2. Similarly, when someone “comes out” about being LGBTQ, they often have a specific community in which to come out into. Whether that person has a local LGBTQ community or not, there are national LGBTQ communities, and they are visible. When a woman “comes out” about having an abortion, there is not similar community for her to join or imagine herself joining. There’s no national visibility. There isn’t even a word like lesbian, gay, bisexual, trans, or queer, for people who’ve had abortions. Abortion alum? Abortion-havers?

3. When there isn’t a local or national community, there also isn’t local or national support. It would be inaccurate to say that every person who comes out as LGBTQ has the support of their communities and those they love. Obviously this is not the case. But there are LGBTQ community centers, hotlines, support groups, shelters, pride parades, bars. There are very few support groups for women who’ve had abortions, and most of them are run by the anti-choice movement. There are three non-judgmental post-abortion support hotlines in the entire country (Backline, Exhale, and Connect & Breathe). Three for the 1.2 million women who have abortions every year. How can we ask women to “come out” about their abortions if we don’t invest in the infrastructure necessary to support them in their “coming out” process?

There are obvious overlaps in LGBTQ identity and “abortion-having” identities, and of course there are people who fit in both categories. But when we encourage people to “come out,” we have to ask ourselves: what are we asking them to come out INTO? If there’s no local or systemic support for people who have abortions, if we live in a culture entrenched in abortion stigma, what are the actual benefits of someone coming out about her abortion experience?

I don’t think these differences mean we abandon abortion coming out as a destigmatization strategy or a culture shift strategy. But I think we’re going about it the wrong way. We can’t push people out of the abortion “closet” and off a cliff–with no systemic, cultural, or familial support. If we want people to come out, we have to invest in social support, and in figuring out what facilitates people coming out and why.

We have a lot to learn from the gay rights movement, but instead of copying and pasting their strategies, we need to adjust them to fit our movement’s realities. How?
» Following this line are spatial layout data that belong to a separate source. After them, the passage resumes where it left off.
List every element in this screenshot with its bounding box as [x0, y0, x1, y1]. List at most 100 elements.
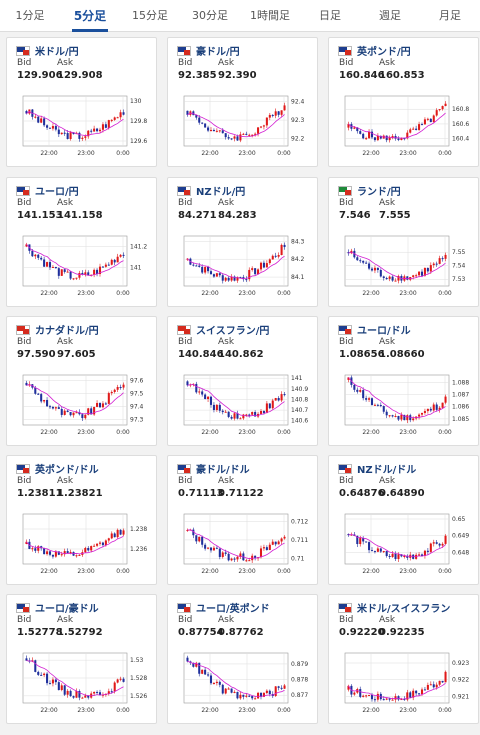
- currency-pair-link[interactable]: 英ポンド/ドル: [35, 465, 99, 476]
- candle-body: [379, 270, 382, 277]
- x-tick-label: 22:00: [40, 290, 57, 297]
- currency-pair-link[interactable]: ユーロ/英ポンド: [196, 604, 270, 615]
- candle-body: [233, 691, 236, 693]
- candle-body: [25, 658, 28, 661]
- candle-body: [81, 697, 84, 699]
- x-tick-label: 23:00: [238, 150, 255, 157]
- y-tick-label: 92.2: [291, 136, 305, 143]
- ask-value: 84.283: [218, 210, 257, 221]
- candle-body: [230, 688, 233, 693]
- candle-body: [265, 547, 268, 550]
- currency-pair-link[interactable]: 豪ドル/ドル: [196, 465, 250, 476]
- tab-4[interactable]: 30分足: [192, 9, 228, 22]
- candle-body: [280, 244, 283, 256]
- rate-card[interactable]: ランド/円 Bid Ask 7.546 7.555 7.55 7.54 7.53 22:00 23…: [328, 177, 479, 307]
- candle-body: [69, 690, 72, 697]
- candle-body: [233, 558, 236, 560]
- currency-pair-link[interactable]: ユーロ/豪ドル: [35, 604, 99, 615]
- candle-body: [215, 273, 218, 277]
- candle-body: [40, 394, 43, 402]
- x-tick-label: 22:00: [362, 429, 379, 436]
- y-tick-label: 160.8: [452, 106, 469, 113]
- candle-body: [84, 414, 87, 419]
- candle-body: [353, 692, 356, 695]
- candle-body: [435, 404, 438, 410]
- currency-pair-link[interactable]: 米ドル/円: [35, 47, 79, 58]
- y-tick-label: 141: [130, 264, 142, 271]
- tab-6[interactable]: 日足: [319, 9, 341, 22]
- currency-pair-link[interactable]: 米ドル/スイスフラン: [357, 604, 451, 615]
- y-tick-label: 7.54: [452, 263, 466, 270]
- currency-pair-link[interactable]: NZドル/円: [196, 187, 246, 198]
- candle-body: [63, 132, 66, 134]
- candle-body: [283, 394, 286, 396]
- candle-body: [426, 408, 429, 412]
- rate-card[interactable]: ユーロ/円 Bid Ask 141.153 141.158 141.2 141 22:00 23…: [6, 177, 157, 307]
- candle-body: [391, 135, 394, 138]
- candle-body: [84, 272, 87, 275]
- tab-8[interactable]: 月足: [439, 9, 461, 22]
- currency-pair-link[interactable]: 豪ドル/円: [196, 47, 240, 58]
- rate-card[interactable]: カナダドル/円 Bid Ask 97.590 97.605 97.6 97.5 97.4 97.…: [6, 316, 157, 446]
- currency-pair-link[interactable]: カナダドル/円: [35, 326, 99, 337]
- x-tick-label: 23:00: [77, 429, 94, 436]
- candlestick-chart: 141.2 141 22:00 23:00 0:00: [22, 235, 147, 297]
- rate-card[interactable]: ユーロ/ドル Bid Ask 1.08656 1.08660 1.088 1.087 1.08…: [328, 316, 479, 446]
- candle-body: [204, 669, 207, 675]
- candle-body: [435, 684, 438, 688]
- currency-pair-link[interactable]: NZドル/ドル: [357, 465, 417, 476]
- candle-body: [224, 552, 227, 554]
- rate-card[interactable]: スイスフラン/円 Bid Ask 140.846 140.862 141 140.9 140.…: [167, 316, 318, 446]
- ask-label: Ask: [218, 58, 235, 68]
- rate-card[interactable]: 英ポンド/ドル Bid Ask 1.23811 1.23821 1.238 1.236 22:…: [6, 455, 157, 585]
- candle-body: [400, 699, 403, 701]
- y-tick-label: 84.1: [291, 274, 305, 281]
- bid-label: Bid: [339, 198, 354, 208]
- rate-card[interactable]: 豪ドル/ドル Bid Ask 0.71113 0.71122 0.712 0.711 0.71…: [167, 455, 318, 585]
- candle-body: [429, 118, 432, 123]
- candle-body: [418, 554, 421, 556]
- flag-icon: [338, 603, 352, 613]
- tab-5[interactable]: 1時間足: [250, 9, 290, 22]
- x-tick-label: 0:00: [277, 429, 291, 436]
- rate-card[interactable]: ユーロ/英ポンド Bid Ask 0.87754 0.87762 0.879 0.878 0.…: [167, 594, 318, 724]
- candle-body: [98, 266, 102, 274]
- candle-body: [40, 257, 43, 260]
- candle-body: [373, 699, 376, 701]
- ask-value: 1.23821: [57, 488, 103, 499]
- candle-body: [230, 138, 233, 140]
- candle-body: [388, 276, 391, 279]
- rate-card[interactable]: ユーロ/豪ドル Bid Ask 1.52778 1.52792 1.53 1.528 1.52…: [6, 594, 157, 724]
- rate-card[interactable]: 米ドル/スイスフラン Bid Ask 0.92220 0.92235 0.923 0.922…: [328, 594, 479, 724]
- y-tick-label: 0.71: [291, 555, 305, 562]
- tab-7[interactable]: 週足: [379, 9, 401, 22]
- candle-body: [245, 279, 248, 281]
- x-tick-label: 0:00: [116, 429, 130, 436]
- rate-card[interactable]: 豪ドル/円 Bid Ask 92.385 92.390 92.4 92.3 92.2 22:00…: [167, 37, 318, 167]
- currency-pair-link[interactable]: ランド/円: [357, 187, 401, 198]
- candle-body: [403, 555, 406, 557]
- candle-body: [441, 258, 444, 260]
- candle-body: [236, 136, 239, 141]
- candle-body: [379, 135, 382, 139]
- candlestick-chart: 141 140.9 140.8 140.7 140.6 22:00 23:00 0:00: [183, 374, 308, 436]
- rate-card[interactable]: 英ポンド/円 Bid Ask 160.846 160.853 160.8 160.6 160.…: [328, 37, 479, 167]
- candle-body: [72, 132, 75, 135]
- currency-pair-link[interactable]: ユーロ/円: [35, 187, 79, 198]
- currency-pair-link[interactable]: 英ポンド/円: [357, 47, 411, 58]
- rate-card[interactable]: NZドル/ドル Bid Ask 0.64876 0.64890 0.65 0.649 0.64…: [328, 455, 479, 585]
- candle-body: [122, 254, 125, 256]
- tab-2[interactable]: 5分足: [60, 0, 120, 32]
- candle-body: [429, 408, 432, 411]
- tab-1[interactable]: 1分足: [15, 9, 45, 22]
- candle-body: [268, 259, 271, 264]
- currency-pair-link[interactable]: ユーロ/ドル: [357, 326, 411, 337]
- x-tick-label: 22:00: [201, 150, 218, 157]
- tab-3[interactable]: 15分足: [132, 9, 168, 22]
- currency-pair-link[interactable]: スイスフラン/円: [196, 326, 270, 337]
- candle-body: [51, 126, 54, 129]
- rate-card[interactable]: NZドル/円 Bid Ask 84.271 84.283 84.3 84.2 84.1 22:0…: [167, 177, 318, 307]
- candle-body: [274, 255, 277, 257]
- rate-card[interactable]: 米ドル/円 Bid Ask 129.906 129.908 130 129.8 129.6 22…: [6, 37, 157, 167]
- y-tick-label: 140.7: [291, 407, 308, 414]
  • Creating a group like PFLAG for abortion and establishing roles for people who are allies of women who have abortions
  • Continuing to specify what “coming out” means (for example, mothers telling daughters, friends telling friends, etc)
  • Addressing the lack of support for people who have abortions, and encouraging funders to invest in talklines, support groups,  community centers, or other support mechanisms (let’s ask people who have abortions what kind of support they want and need)
  • Figuring out how to help women who have abortions in finding one another
  • Addressing stigma by ensuring that all conversations about abortion involve how you would treat a person who has had one
  • Making sure that television and film representations show women not as alone or isolated in their abortion decisions, but instead, supported and loved
  • Listening to abortion stories, even ones that contradict your perspective or policy initiatives
  • Engaging thoughtfully in the comments section of first person abortion narratives online
  • Supporting your friends when they have abortions, and supporting them  if/when they decide to talk about their experience with others

The next time you see a pro-choice movement organization pushing a “coming out” campaign, ask yourself: are they supporting the people they’re asking to come out? How? Why are they asking people to come out? We can’t expect people to take a risk if we’re not willing to support them in taking that risk.

Full disclosure: I’ve written about comparing movements before in a very simplistic post. I’m hoping this post complicates my previous argument a bit.